Er setzt auf den Effekt der Wirkungskraft von Bildern. Künstlerkollege Wolfgang Henze sprach bei seiner Einführungsrede davon, dass die nicht in einem allgemeinen Wohlbehagen von Harmonie und Schönheit als subjektive Befindlichkeit ende, sondern vielmehr in einem "Sichtbarmachen" der Umstände, in denen sich der Mensch vorfindet, gerade wenn er vor dem einzelnen Bild als Kunstwerk verweile. Hack selbst liegt es fern, Probleme zu "ästhetisieren" oder in "Salonkunst" zu verarbeiten. In seiner Rede wies Henze auch alle eventuellen Vorwürfe zurück, Hack wolle ein reales Flüchtlingsdrama für seine ehrgeizigen künstlerischen Zwecke instrumentalisieren: "Der künstlerische Anspruch, mit dem Hermann Josef Hack immer schon arbeitet, ist in der konkreten Umsetzung für ihn nichts anderes als gerade ein stetiges "An-Sprechen" als Einspruch gegen allzu gedankenlose Verzweckung menschlicher Ressourcen."

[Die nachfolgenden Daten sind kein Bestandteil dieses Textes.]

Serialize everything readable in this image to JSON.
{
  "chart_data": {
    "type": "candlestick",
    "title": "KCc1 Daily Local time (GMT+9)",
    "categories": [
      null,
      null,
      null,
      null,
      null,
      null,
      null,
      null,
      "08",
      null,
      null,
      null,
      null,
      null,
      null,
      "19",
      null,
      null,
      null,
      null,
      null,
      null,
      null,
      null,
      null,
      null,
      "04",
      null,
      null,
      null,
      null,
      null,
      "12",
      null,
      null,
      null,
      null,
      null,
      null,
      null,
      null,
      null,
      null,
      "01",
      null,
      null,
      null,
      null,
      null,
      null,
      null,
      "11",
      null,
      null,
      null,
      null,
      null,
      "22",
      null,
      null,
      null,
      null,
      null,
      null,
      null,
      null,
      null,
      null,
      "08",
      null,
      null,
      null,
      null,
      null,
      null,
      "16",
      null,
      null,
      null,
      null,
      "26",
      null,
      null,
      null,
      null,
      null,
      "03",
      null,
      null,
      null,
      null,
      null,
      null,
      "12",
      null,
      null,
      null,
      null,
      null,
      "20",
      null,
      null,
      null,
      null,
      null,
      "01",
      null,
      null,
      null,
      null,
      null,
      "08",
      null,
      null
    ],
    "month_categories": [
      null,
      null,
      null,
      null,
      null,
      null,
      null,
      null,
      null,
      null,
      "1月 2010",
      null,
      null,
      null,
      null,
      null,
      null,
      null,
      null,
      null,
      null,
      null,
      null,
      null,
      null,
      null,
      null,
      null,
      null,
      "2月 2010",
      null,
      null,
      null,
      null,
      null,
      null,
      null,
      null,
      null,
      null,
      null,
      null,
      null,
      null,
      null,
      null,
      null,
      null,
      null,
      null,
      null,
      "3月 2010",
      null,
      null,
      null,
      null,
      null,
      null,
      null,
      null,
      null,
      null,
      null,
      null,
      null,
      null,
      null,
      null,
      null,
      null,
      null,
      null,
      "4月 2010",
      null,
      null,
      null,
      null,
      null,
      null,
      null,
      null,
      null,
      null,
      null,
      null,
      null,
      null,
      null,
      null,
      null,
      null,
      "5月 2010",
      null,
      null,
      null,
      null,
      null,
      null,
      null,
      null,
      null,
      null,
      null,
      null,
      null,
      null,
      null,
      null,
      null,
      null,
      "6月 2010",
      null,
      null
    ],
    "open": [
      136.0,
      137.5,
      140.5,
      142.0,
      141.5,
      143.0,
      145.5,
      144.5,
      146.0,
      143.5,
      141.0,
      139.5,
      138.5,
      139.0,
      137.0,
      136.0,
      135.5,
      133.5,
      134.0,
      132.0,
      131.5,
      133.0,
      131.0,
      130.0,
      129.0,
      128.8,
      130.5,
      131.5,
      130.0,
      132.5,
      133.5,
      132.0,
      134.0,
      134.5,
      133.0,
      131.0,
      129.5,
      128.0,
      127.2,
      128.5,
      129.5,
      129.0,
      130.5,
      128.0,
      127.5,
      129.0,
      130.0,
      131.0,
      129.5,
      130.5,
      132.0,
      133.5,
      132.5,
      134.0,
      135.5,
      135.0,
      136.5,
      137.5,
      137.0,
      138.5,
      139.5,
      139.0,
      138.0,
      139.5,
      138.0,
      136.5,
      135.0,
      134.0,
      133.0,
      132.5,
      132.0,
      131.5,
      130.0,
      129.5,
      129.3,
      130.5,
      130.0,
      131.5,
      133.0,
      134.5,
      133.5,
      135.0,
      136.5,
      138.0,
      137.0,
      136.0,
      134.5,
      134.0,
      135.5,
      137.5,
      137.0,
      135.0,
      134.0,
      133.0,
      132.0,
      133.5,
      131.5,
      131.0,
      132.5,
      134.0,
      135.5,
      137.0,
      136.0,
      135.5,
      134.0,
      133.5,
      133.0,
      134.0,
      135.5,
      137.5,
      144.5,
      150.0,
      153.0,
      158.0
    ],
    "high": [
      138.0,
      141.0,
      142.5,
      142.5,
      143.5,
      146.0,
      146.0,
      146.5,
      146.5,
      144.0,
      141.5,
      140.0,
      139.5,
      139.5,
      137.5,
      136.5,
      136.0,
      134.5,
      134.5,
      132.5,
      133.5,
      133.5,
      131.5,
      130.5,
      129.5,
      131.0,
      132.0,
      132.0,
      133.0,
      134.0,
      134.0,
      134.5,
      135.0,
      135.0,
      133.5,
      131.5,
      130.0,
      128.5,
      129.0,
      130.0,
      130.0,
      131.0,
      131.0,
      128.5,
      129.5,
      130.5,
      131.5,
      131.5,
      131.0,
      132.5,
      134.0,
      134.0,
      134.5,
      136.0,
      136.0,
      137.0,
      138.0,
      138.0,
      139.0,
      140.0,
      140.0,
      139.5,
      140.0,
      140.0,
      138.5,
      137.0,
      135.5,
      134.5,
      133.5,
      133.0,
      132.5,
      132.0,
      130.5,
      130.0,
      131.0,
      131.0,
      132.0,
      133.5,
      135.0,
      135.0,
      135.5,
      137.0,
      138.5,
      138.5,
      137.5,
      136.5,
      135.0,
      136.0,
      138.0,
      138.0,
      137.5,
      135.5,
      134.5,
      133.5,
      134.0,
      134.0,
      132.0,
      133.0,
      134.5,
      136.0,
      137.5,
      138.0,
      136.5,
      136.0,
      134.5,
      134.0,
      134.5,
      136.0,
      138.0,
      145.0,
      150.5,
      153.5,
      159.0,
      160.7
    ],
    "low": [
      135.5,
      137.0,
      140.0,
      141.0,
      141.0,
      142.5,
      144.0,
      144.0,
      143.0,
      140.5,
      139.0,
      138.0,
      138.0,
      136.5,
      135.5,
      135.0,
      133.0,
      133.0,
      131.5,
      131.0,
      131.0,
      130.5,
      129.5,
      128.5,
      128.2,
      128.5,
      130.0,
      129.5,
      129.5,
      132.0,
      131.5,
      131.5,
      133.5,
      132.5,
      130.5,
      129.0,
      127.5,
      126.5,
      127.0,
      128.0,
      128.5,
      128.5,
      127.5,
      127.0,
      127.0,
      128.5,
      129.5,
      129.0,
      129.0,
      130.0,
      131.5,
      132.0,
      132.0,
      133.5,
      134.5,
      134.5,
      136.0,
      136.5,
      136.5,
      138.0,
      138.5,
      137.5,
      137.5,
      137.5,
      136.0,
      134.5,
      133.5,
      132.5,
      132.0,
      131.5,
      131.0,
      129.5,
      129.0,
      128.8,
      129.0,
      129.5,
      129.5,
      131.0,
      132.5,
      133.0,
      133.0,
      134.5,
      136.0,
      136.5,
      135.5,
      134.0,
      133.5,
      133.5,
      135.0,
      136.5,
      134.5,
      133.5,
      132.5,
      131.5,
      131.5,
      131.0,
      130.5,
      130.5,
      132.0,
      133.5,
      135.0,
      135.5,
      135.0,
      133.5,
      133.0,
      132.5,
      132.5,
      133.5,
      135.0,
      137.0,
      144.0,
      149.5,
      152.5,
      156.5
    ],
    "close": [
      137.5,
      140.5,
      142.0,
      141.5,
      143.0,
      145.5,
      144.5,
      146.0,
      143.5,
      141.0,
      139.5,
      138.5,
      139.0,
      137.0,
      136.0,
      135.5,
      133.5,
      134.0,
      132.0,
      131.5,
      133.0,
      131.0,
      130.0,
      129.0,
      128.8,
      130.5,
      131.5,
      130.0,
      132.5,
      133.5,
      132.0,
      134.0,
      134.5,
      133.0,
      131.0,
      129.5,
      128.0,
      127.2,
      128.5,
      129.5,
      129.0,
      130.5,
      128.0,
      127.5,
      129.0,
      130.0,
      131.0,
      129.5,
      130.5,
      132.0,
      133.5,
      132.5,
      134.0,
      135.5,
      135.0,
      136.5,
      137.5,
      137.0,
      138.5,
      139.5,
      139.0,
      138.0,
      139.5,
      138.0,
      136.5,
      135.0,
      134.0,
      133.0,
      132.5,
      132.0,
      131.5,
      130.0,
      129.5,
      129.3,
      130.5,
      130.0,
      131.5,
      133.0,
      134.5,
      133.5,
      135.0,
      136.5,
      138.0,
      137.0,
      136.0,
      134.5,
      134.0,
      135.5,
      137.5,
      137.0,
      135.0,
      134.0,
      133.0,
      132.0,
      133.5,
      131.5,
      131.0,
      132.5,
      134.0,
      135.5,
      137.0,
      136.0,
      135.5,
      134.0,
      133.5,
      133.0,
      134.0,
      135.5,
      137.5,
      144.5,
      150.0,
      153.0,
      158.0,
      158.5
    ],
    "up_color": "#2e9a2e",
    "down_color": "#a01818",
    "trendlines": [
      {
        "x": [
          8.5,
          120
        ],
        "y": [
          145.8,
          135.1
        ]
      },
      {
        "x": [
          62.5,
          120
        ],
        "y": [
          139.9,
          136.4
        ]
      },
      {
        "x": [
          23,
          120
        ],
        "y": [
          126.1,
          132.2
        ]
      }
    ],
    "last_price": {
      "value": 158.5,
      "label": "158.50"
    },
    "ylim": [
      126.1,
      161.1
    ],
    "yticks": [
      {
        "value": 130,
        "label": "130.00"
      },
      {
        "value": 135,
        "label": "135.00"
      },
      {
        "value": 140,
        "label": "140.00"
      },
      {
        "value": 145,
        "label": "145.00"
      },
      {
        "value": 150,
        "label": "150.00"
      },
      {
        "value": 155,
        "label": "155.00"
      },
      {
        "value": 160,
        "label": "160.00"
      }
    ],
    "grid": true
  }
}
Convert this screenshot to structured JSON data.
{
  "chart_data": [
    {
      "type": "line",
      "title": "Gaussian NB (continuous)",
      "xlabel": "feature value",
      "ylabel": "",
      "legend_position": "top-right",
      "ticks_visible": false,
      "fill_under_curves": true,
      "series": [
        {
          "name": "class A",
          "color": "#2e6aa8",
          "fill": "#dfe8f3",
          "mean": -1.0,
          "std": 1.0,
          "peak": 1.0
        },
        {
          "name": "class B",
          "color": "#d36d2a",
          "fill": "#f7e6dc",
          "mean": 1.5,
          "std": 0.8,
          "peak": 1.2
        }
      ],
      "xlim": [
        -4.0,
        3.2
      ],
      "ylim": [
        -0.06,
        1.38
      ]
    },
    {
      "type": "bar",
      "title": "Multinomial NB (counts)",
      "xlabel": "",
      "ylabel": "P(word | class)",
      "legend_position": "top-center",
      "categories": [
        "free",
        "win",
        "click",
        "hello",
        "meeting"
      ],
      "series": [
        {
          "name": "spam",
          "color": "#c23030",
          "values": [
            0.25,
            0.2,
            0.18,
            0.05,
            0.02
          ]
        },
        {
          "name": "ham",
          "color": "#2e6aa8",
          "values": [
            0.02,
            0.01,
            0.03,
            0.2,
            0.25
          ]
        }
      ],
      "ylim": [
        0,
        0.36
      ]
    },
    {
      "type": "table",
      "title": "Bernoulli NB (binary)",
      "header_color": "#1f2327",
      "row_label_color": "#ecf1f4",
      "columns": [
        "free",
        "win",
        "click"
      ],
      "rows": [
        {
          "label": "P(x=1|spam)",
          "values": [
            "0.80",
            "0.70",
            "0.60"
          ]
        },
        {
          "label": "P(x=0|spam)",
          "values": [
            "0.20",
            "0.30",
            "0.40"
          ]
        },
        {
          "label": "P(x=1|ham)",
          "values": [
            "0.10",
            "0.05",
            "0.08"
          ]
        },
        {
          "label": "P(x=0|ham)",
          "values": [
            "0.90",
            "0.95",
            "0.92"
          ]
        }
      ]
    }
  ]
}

Seit Jahren bringt Hack das Elend der zunehmenden Zahl von Klimaflüchtlingen ins öffentliche Bewusstsein. Seine Installation "World Climate Refugee Camp" aus Hunderten von Modell-Flüchtlingszelten bereiste die ganze Welt. Ergänzend zu den bemalten Planen, die in der Ausstellung nicht als gerahmte Bilder, sondern als dreidimensionale Installationen an den Wänden angebracht sind und so einen beklemmenden Eindruck ihrer späteren Funktion vermitteln, unterstreichen die Papierarbeiten, "wie klein der Schritt von der Normalität in die Katastrophe ist" (Hack). So wird durch einen Wortdreher aus "Lagerfeld" "Feldlager", oder das Wort "Regierung" zur Anklage durch Hervorhebung einzelner Buchstaben: "ReGIERung". Die Werke Hacks hinterlassen "tiefere Spuren als so manch kurzlebiger Aufschrei", sagte Henze.

Hermann Josef Hack: "Heim-Spiel", Junges Forum Kunst Siegburg, Luisenstraße 80. Geöffnet: Mittwoch und Freitag 19 bis 21 Uhr, Samstag 14 bis 18 Uhr, Sonntag, 15. Juni (Ende der Ausstellung), von 8 bis 18 Uhr.